Тут я сделал намеренную паузу, намекая: мол, белый замок концерна «ОРД» возведен на школьной территории. Но Ордыбьев молчал, нетерпеливо поглядывая на меня.
— Себя Надежда Дмитриевна представила завучем несуществующей школы. А вот о голицынской истории села Гольцы она знала мало и посетовала, что зимой того года умерла старейшая учительница Дарья Фёдоровна Чесенкова-Силкина, которая, как говорила Ловчева, частенько вспоминала княгинь, мать и дочь, особенно — княжну Софью, приютившую в Петербурге её тётку Матрёну Филипповну Чесенкову и даже обучавшую её за собственные деньги на высших женских медицинских курсах. Не знаю, стала ли та акушеркой или терапевтом, не догадался спросить.

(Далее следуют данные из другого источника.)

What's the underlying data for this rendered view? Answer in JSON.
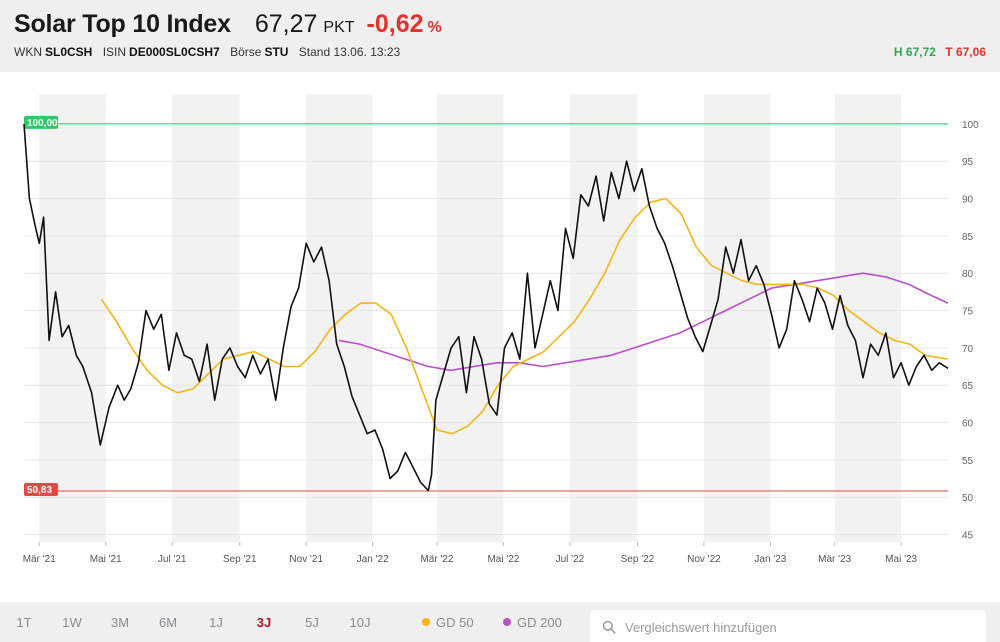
{
  "header": {
    "title": "Solar Top 10 Index",
    "price": "67,27",
    "unit": "PKT",
    "change": "-0,62",
    "change_pct": "%",
    "wkn_label": "WKN",
    "wkn": "SL0CSH",
    "isin_label": "ISIN",
    "isin": "DE000SL0CSH7",
    "boerse_label": "Börse",
    "boerse": "STU",
    "stand": "Stand 13.06. 13:23",
    "high": "H 67,72",
    "low": "T 67,06"
  },
  "colors": {
    "price_line": "#111111",
    "gd50": "#f2b619",
    "gd200": "#b84fc6",
    "high_line": "#2fc76a",
    "low_line": "#e24a45",
    "band": "#f2f2f3",
    "negative": "#e5322d",
    "positive": "#2fa84f"
  },
  "chart_data": {
    "type": "line",
    "title": "Solar Top 10 Index",
    "x_ticks": [
      "Mär '21",
      "Mai '21",
      "Jul '21",
      "Sep '21",
      "Nov '21",
      "Jan '22",
      "Mär '22",
      "Mai '22",
      "Jul '22",
      "Sep '22",
      "Nov '22",
      "Jan '23",
      "Mär '23",
      "Mai '23"
    ],
    "y_ticks": [
      100,
      95,
      90,
      85,
      80,
      75,
      70,
      65,
      60,
      55,
      50,
      45
    ],
    "ylim": [
      44,
      104
    ],
    "x_range": [
      "2021-02-15",
      "2023-06-13"
    ],
    "grid": true,
    "legend_placement": "bottom",
    "reference_lines": [
      {
        "label": "100,00",
        "value": 100.0
      },
      {
        "label": "50,83",
        "value": 50.83
      }
    ],
    "series": [
      {
        "name": "Solar Top 10 Index",
        "x": [
          "2021-02-15",
          "2021-02-20",
          "2021-02-25",
          "2021-03-01",
          "2021-03-05",
          "2021-03-10",
          "2021-03-16",
          "2021-03-22",
          "2021-03-28",
          "2021-04-04",
          "2021-04-10",
          "2021-04-18",
          "2021-04-26",
          "2021-05-04",
          "2021-05-12",
          "2021-05-18",
          "2021-05-24",
          "2021-05-31",
          "2021-06-07",
          "2021-06-14",
          "2021-06-21",
          "2021-06-28",
          "2021-07-05",
          "2021-07-12",
          "2021-07-19",
          "2021-07-26",
          "2021-08-02",
          "2021-08-09",
          "2021-08-16",
          "2021-08-23",
          "2021-08-30",
          "2021-09-06",
          "2021-09-13",
          "2021-09-20",
          "2021-09-27",
          "2021-10-04",
          "2021-10-11",
          "2021-10-18",
          "2021-10-25",
          "2021-11-01",
          "2021-11-08",
          "2021-11-15",
          "2021-11-22",
          "2021-11-29",
          "2021-12-06",
          "2021-12-13",
          "2021-12-20",
          "2021-12-27",
          "2022-01-03",
          "2022-01-10",
          "2022-01-17",
          "2022-01-24",
          "2022-01-31",
          "2022-02-07",
          "2022-02-14",
          "2022-02-21",
          "2022-02-24",
          "2022-02-28",
          "2022-03-07",
          "2022-03-14",
          "2022-03-21",
          "2022-03-28",
          "2022-04-04",
          "2022-04-11",
          "2022-04-18",
          "2022-04-25",
          "2022-05-02",
          "2022-05-09",
          "2022-05-16",
          "2022-05-23",
          "2022-05-30",
          "2022-06-06",
          "2022-06-13",
          "2022-06-20",
          "2022-06-27",
          "2022-07-04",
          "2022-07-11",
          "2022-07-18",
          "2022-07-25",
          "2022-08-01",
          "2022-08-08",
          "2022-08-15",
          "2022-08-22",
          "2022-08-29",
          "2022-09-05",
          "2022-09-12",
          "2022-09-19",
          "2022-09-26",
          "2022-10-03",
          "2022-10-10",
          "2022-10-17",
          "2022-10-24",
          "2022-10-31",
          "2022-11-07",
          "2022-11-14",
          "2022-11-21",
          "2022-11-28",
          "2022-12-05",
          "2022-12-12",
          "2022-12-19",
          "2022-12-26",
          "2023-01-02",
          "2023-01-09",
          "2023-01-16",
          "2023-01-23",
          "2023-01-30",
          "2023-02-06",
          "2023-02-13",
          "2023-02-20",
          "2023-02-27",
          "2023-03-06",
          "2023-03-13",
          "2023-03-20",
          "2023-03-27",
          "2023-04-03",
          "2023-04-10",
          "2023-04-17",
          "2023-04-24",
          "2023-05-01",
          "2023-05-08",
          "2023-05-15",
          "2023-05-22",
          "2023-05-29",
          "2023-06-05",
          "2023-06-13"
        ],
        "values": [
          100.0,
          90.0,
          86.5,
          84.0,
          87.5,
          71.0,
          77.5,
          71.5,
          73.0,
          69.0,
          67.5,
          64.0,
          57.0,
          62.0,
          65.0,
          63.0,
          64.5,
          68.0,
          75.0,
          72.5,
          74.5,
          67.0,
          72.0,
          69.0,
          68.5,
          65.5,
          70.5,
          63.0,
          68.5,
          70.0,
          67.5,
          66.0,
          69.0,
          66.5,
          68.5,
          63.0,
          70.0,
          75.5,
          78.0,
          84.0,
          81.5,
          83.5,
          79.0,
          70.5,
          67.5,
          63.5,
          61.0,
          58.5,
          59.0,
          56.5,
          52.5,
          53.5,
          56.0,
          54.0,
          52.0,
          50.9,
          53.0,
          63.0,
          66.5,
          70.0,
          71.5,
          64.0,
          71.5,
          68.5,
          62.5,
          61.0,
          70.0,
          72.0,
          68.5,
          80.0,
          70.0,
          74.5,
          79.0,
          75.0,
          86.0,
          82.0,
          90.5,
          89.0,
          93.0,
          87.0,
          93.5,
          90.0,
          95.0,
          91.0,
          94.0,
          89.0,
          86.0,
          84.0,
          81.0,
          77.5,
          74.0,
          71.5,
          69.5,
          73.0,
          76.5,
          83.5,
          80.0,
          84.5,
          79.0,
          81.0,
          78.5,
          74.5,
          70.0,
          72.5,
          79.0,
          76.5,
          73.5,
          78.0,
          76.0,
          72.5,
          77.0,
          73.0,
          71.0,
          66.0,
          70.5,
          69.0,
          72.0,
          66.0,
          68.0,
          65.0,
          67.5,
          69.0,
          67.0,
          68.0,
          67.27
        ]
      },
      {
        "name": "GD 50",
        "x": [
          "2021-04-27",
          "2021-05-11",
          "2021-05-25",
          "2021-06-08",
          "2021-06-22",
          "2021-07-06",
          "2021-07-20",
          "2021-08-03",
          "2021-08-17",
          "2021-08-31",
          "2021-09-14",
          "2021-09-28",
          "2021-10-12",
          "2021-10-26",
          "2021-11-09",
          "2021-11-23",
          "2021-12-07",
          "2021-12-21",
          "2022-01-04",
          "2022-01-18",
          "2022-02-01",
          "2022-02-15",
          "2022-03-01",
          "2022-03-15",
          "2022-03-29",
          "2022-04-12",
          "2022-04-26",
          "2022-05-10",
          "2022-05-24",
          "2022-06-07",
          "2022-06-21",
          "2022-07-05",
          "2022-07-19",
          "2022-08-02",
          "2022-08-16",
          "2022-08-30",
          "2022-09-13",
          "2022-09-27",
          "2022-10-11",
          "2022-10-25",
          "2022-11-08",
          "2022-11-22",
          "2022-12-06",
          "2022-12-20",
          "2023-01-03",
          "2023-01-17",
          "2023-01-31",
          "2023-02-14",
          "2023-02-28",
          "2023-03-14",
          "2023-03-28",
          "2023-04-11",
          "2023-04-25",
          "2023-05-09",
          "2023-05-23",
          "2023-06-13"
        ],
        "values": [
          76.5,
          73.5,
          70.0,
          67.0,
          65.0,
          64.0,
          64.5,
          66.5,
          68.5,
          69.0,
          69.5,
          68.5,
          67.5,
          67.5,
          69.5,
          72.5,
          74.5,
          76.0,
          76.0,
          74.5,
          70.0,
          64.5,
          59.0,
          58.5,
          59.5,
          61.5,
          65.0,
          67.5,
          68.5,
          69.5,
          71.5,
          73.5,
          76.5,
          80.0,
          84.5,
          87.5,
          89.5,
          90.0,
          88.0,
          83.5,
          81.0,
          80.0,
          79.0,
          78.5,
          78.5,
          78.5,
          78.5,
          78.0,
          77.0,
          75.0,
          73.5,
          72.0,
          71.0,
          70.5,
          69.0,
          68.5
        ]
      },
      {
        "name": "GD 200",
        "x": [
          "2021-12-01",
          "2021-12-20",
          "2022-01-10",
          "2022-01-31",
          "2022-02-21",
          "2022-03-14",
          "2022-04-04",
          "2022-04-25",
          "2022-05-16",
          "2022-06-06",
          "2022-06-27",
          "2022-07-18",
          "2022-08-08",
          "2022-08-29",
          "2022-09-19",
          "2022-10-10",
          "2022-10-31",
          "2022-11-21",
          "2022-12-12",
          "2023-01-02",
          "2023-01-23",
          "2023-02-13",
          "2023-03-06",
          "2023-03-27",
          "2023-04-17",
          "2023-05-08",
          "2023-05-29",
          "2023-06-13"
        ],
        "values": [
          71.0,
          70.5,
          69.5,
          68.5,
          67.5,
          67.0,
          67.5,
          68.0,
          68.0,
          67.5,
          68.0,
          68.5,
          69.0,
          70.0,
          71.0,
          72.0,
          73.5,
          75.0,
          76.5,
          78.0,
          78.5,
          79.0,
          79.5,
          80.0,
          79.5,
          78.5,
          77.0,
          76.0
        ]
      }
    ]
  },
  "footer": {
    "ranges": [
      "1T",
      "1W",
      "3M",
      "6M",
      "1J",
      "3J",
      "5J",
      "10J"
    ],
    "active_range": "3J",
    "gd50_label": "GD 50",
    "gd200_label": "GD 200",
    "compare_placeholder": "Vergleichswert hinzufügen"
  }
}
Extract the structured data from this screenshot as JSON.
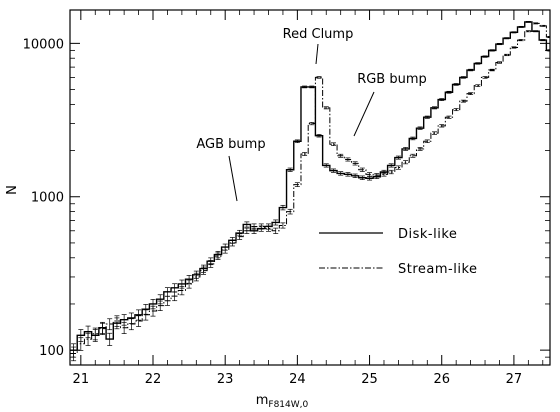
{
  "chart_data": {
    "type": "line",
    "title": "",
    "xlabel": "m",
    "xlabel_sub": "F814W,0",
    "ylabel": "N",
    "xlim": [
      20.85,
      27.5
    ],
    "ylim": [
      80,
      16500
    ],
    "yscale": "log",
    "grid": false,
    "x_ticks": [
      21,
      22,
      23,
      24,
      25,
      26,
      27
    ],
    "y_ticks": [
      100,
      1000,
      10000
    ],
    "legend_position": "center-right",
    "legend": [
      {
        "label": "Disk-like",
        "style": "solid"
      },
      {
        "label": "Stream-like",
        "style": "dash-dot"
      }
    ],
    "annotations": [
      {
        "text": "Red Clump",
        "x": 24.3,
        "y": 7000
      },
      {
        "text": "RGB bump",
        "x": 24.8,
        "y": 2500
      },
      {
        "text": "AGB bump",
        "x": 23.2,
        "y": 980
      }
    ],
    "series": [
      {
        "name": "Disk-like",
        "style": "solid",
        "x": [
          20.9,
          21.0,
          21.1,
          21.2,
          21.3,
          21.4,
          21.5,
          21.6,
          21.7,
          21.8,
          21.9,
          22.0,
          22.1,
          22.2,
          22.3,
          22.4,
          22.5,
          22.6,
          22.7,
          22.8,
          22.9,
          23.0,
          23.1,
          23.2,
          23.3,
          23.4,
          23.5,
          23.6,
          23.7,
          23.8,
          23.9,
          24.0,
          24.1,
          24.2,
          24.3,
          24.4,
          24.5,
          24.6,
          24.7,
          24.8,
          24.9,
          25.0,
          25.1,
          25.2,
          25.3,
          25.4,
          25.5,
          25.6,
          25.7,
          25.8,
          25.9,
          26.0,
          26.1,
          26.2,
          26.3,
          26.4,
          26.5,
          26.6,
          26.7,
          26.8,
          26.9,
          27.0,
          27.1,
          27.2,
          27.3,
          27.4,
          27.5
        ],
        "y": [
          100,
          125,
          132,
          125,
          140,
          118,
          150,
          158,
          162,
          170,
          185,
          200,
          215,
          240,
          255,
          270,
          290,
          310,
          340,
          380,
          420,
          470,
          520,
          580,
          660,
          600,
          620,
          640,
          680,
          850,
          1500,
          2300,
          5200,
          5200,
          2500,
          1600,
          1480,
          1420,
          1400,
          1370,
          1330,
          1320,
          1350,
          1450,
          1600,
          1800,
          2050,
          2400,
          2800,
          3300,
          3800,
          4300,
          4800,
          5400,
          6000,
          6700,
          7400,
          8200,
          9000,
          9900,
          10800,
          11800,
          12800,
          13800,
          12000,
          10500,
          9000
        ]
      },
      {
        "name": "Stream-like",
        "style": "dash-dot",
        "x": [
          20.9,
          21.0,
          21.1,
          21.2,
          21.3,
          21.4,
          21.5,
          21.6,
          21.7,
          21.8,
          21.9,
          22.0,
          22.1,
          22.2,
          22.3,
          22.4,
          22.5,
          22.6,
          22.7,
          22.8,
          22.9,
          23.0,
          23.1,
          23.2,
          23.3,
          23.4,
          23.5,
          23.6,
          23.7,
          23.8,
          23.9,
          24.0,
          24.1,
          24.2,
          24.3,
          24.4,
          24.5,
          24.6,
          24.7,
          24.8,
          24.9,
          25.0,
          25.1,
          25.2,
          25.3,
          25.4,
          25.5,
          25.6,
          25.7,
          25.8,
          25.9,
          26.0,
          26.1,
          26.2,
          26.3,
          26.4,
          26.5,
          26.6,
          26.7,
          26.8,
          26.9,
          27.0,
          27.1,
          27.2,
          27.3,
          27.4,
          27.5
        ],
        "y": [
          95,
          110,
          118,
          128,
          138,
          148,
          155,
          140,
          148,
          155,
          170,
          180,
          195,
          210,
          225,
          245,
          270,
          300,
          330,
          365,
          410,
          450,
          500,
          550,
          600,
          640,
          640,
          620,
          600,
          650,
          800,
          1200,
          1900,
          3000,
          6000,
          3800,
          2200,
          1850,
          1750,
          1650,
          1500,
          1400,
          1380,
          1400,
          1450,
          1550,
          1680,
          1850,
          2050,
          2300,
          2600,
          2900,
          3300,
          3700,
          4200,
          4700,
          5300,
          6000,
          6700,
          7500,
          8400,
          9400,
          10500,
          12000,
          13500,
          13000,
          11000
        ]
      }
    ]
  }
}
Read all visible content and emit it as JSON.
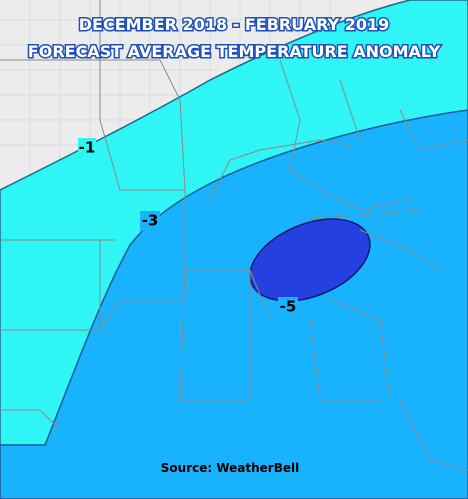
{
  "title": {
    "line1": "DECEMBER 2018 - FEBRUARY 2019",
    "line2": "FORECAST AVERAGE TEMPERATURE ANOMALY"
  },
  "contours": [
    {
      "label": "-1"
    },
    {
      "label": "-3"
    },
    {
      "label": "-5"
    }
  ],
  "source": "Source:  WeatherBell"
}
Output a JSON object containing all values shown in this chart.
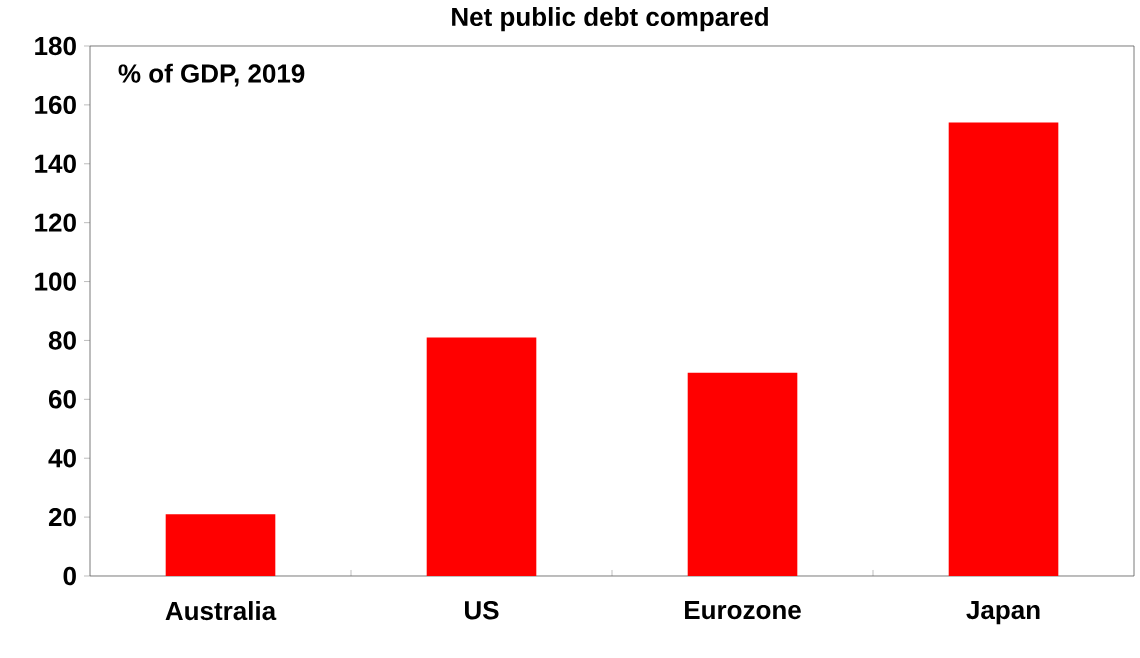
{
  "chart_data": {
    "type": "bar",
    "title": "Net public debt compared",
    "subtitle": "% of GDP, 2019",
    "categories": [
      "Australia",
      "US",
      "Eurozone",
      "Japan"
    ],
    "values": [
      21,
      81,
      69,
      154
    ],
    "color": "#ff0000",
    "ylim": [
      0,
      180
    ],
    "yticks": [
      0,
      20,
      40,
      60,
      80,
      100,
      120,
      140,
      160,
      180
    ],
    "grid": false
  }
}
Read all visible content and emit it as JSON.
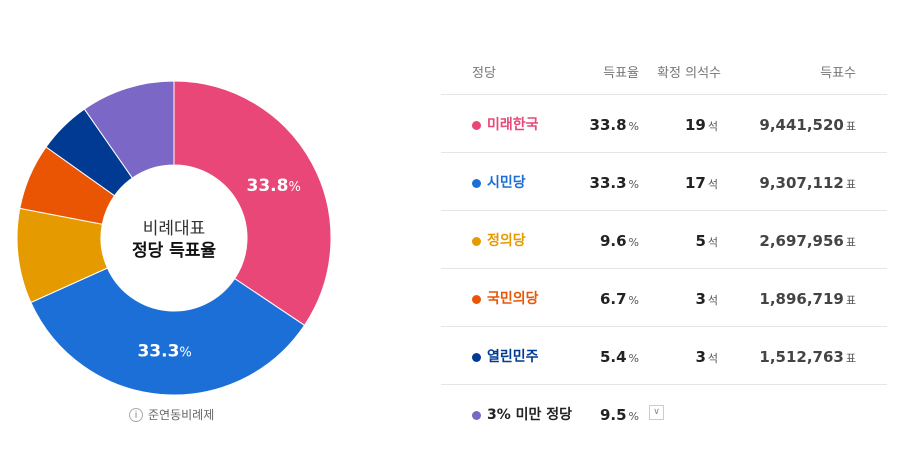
{
  "chart_data": {
    "type": "pie",
    "center_title_line1": "비례대표",
    "center_title_line2": "정당 득표율",
    "categories": [
      "미래한국",
      "시민당",
      "3% 미만 정당",
      "정의당",
      "국민의당",
      "열린민주"
    ],
    "values": [
      33.8,
      33.3,
      9.5,
      9.6,
      6.7,
      5.4
    ],
    "colors": [
      "#e84777",
      "#1c6fd6",
      "#7b68c6",
      "#e59a00",
      "#ea5504",
      "#003a92"
    ],
    "slice_order_clockwise_from_top": [
      "미래한국",
      "시민당",
      "정의당",
      "국민의당",
      "열린민주",
      "3% 미만 정당"
    ],
    "data_labels": [
      {
        "party": "미래한국",
        "value": "33.8",
        "unit": "%"
      },
      {
        "party": "시민당",
        "value": "33.3",
        "unit": "%"
      }
    ]
  },
  "footnote": {
    "icon": "info-icon",
    "text": "준연동비례제"
  },
  "table": {
    "headers": {
      "party": "정당",
      "rate": "득표율",
      "seats": "확정 의석수",
      "votes": "득표수"
    },
    "rows": [
      {
        "party": "미래한국",
        "color": "#e84777",
        "rate": "33.8",
        "rate_unit": "%",
        "seats": "19",
        "seats_unit": "석",
        "votes": "9,441,520",
        "votes_unit": "표"
      },
      {
        "party": "시민당",
        "color": "#1c6fd6",
        "rate": "33.3",
        "rate_unit": "%",
        "seats": "17",
        "seats_unit": "석",
        "votes": "9,307,112",
        "votes_unit": "표"
      },
      {
        "party": "정의당",
        "color": "#e59a00",
        "rate": "9.6",
        "rate_unit": "%",
        "seats": "5",
        "seats_unit": "석",
        "votes": "2,697,956",
        "votes_unit": "표"
      },
      {
        "party": "국민의당",
        "color": "#ea5504",
        "rate": "6.7",
        "rate_unit": "%",
        "seats": "3",
        "seats_unit": "석",
        "votes": "1,896,719",
        "votes_unit": "표"
      },
      {
        "party": "열린민주",
        "color": "#003a92",
        "rate": "5.4",
        "rate_unit": "%",
        "seats": "3",
        "seats_unit": "석",
        "votes": "1,512,763",
        "votes_unit": "표"
      }
    ],
    "others": {
      "party": "3% 미만 정당",
      "color": "#7b68c6",
      "rate": "9.5",
      "rate_unit": "%",
      "expand_icon": "chevron-down-icon"
    }
  }
}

— Нет, не стала, — холодно уточнил Ордыбьев. — Её с княгиней арестовали как заложниц и, судя по всему, расстреляли.
— Неужели по доносу Семёна Силкина?! — вырвалось у меня.
— Да, по его доносу. Между прочим, княгиня Софья Владимировна Голицына сама была врачом и довольно успешным! Дважды она возвращала к жизни того же Силкина.
Я остановился неверящий, — потрясённый!
— И он, — голос мой срывался, — и он… так возблагодарил?
— Чему вы удивляетесь? Тогда ненависть затопила Россию. Кстати, — по-прежнему холодным, бесстрастным тоном, без капли сочувствия говорил Ордыбьев, — Силкина, будущего коммунара, считали её назывным сыном.
— Назывным сыном? — недоумённо повторил я.